Can't Get Enough? Drink Up These NC Wine Facts

Our state has such a diverse landscape of grapes and wines. In addition to the actual wineries and vineyards, there are also five distinct, nationally recognized American Viticultural Areas (AVAs) in North Carolina: Yadkin Valley, Swan Creek, Haw River Valley, Upper Hiwassee Highland which we share with northern Georgia and most recently, Appalachian High Country which we share with Tennessee and Virginia. Here’s a run through of North Carolina’s relationship with wine.

  • Biltmore Estate Winery is the most visited estate winery in the U.S. at more than one million visitors.
  • North Carolina currently ranks ninth in grape production and tenth in wine production in the U.S.

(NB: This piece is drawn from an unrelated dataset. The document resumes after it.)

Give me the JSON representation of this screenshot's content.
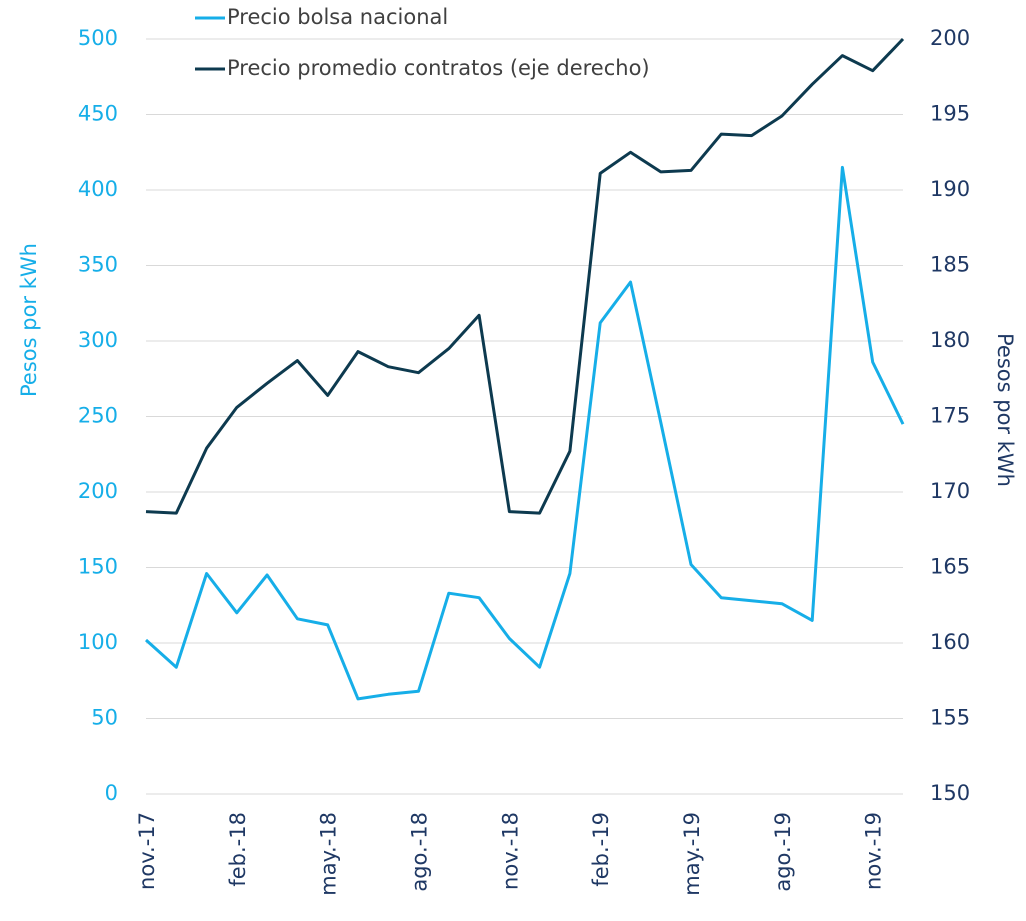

  • Duplin Winery is the world’s largest producer of Muscadine wine.
  • North Carolina has the only estate-grown vineyard on a community college campus in the nation at Surry Community College.
  • At the turn of the 20th century, 25 wineries were operating in North Carolina, making it one of the nation’s most productive wine states. In 1919, Prohibition ended that era.
  • The official fruit of North Carolina is the Scuppernong grape.
  • North Carolina’s first commercial winery was founded in 1835.
  • In 1584, the oldest living grapevine in the nation, known as the Mother Vine, was discovered on Roanoke Island.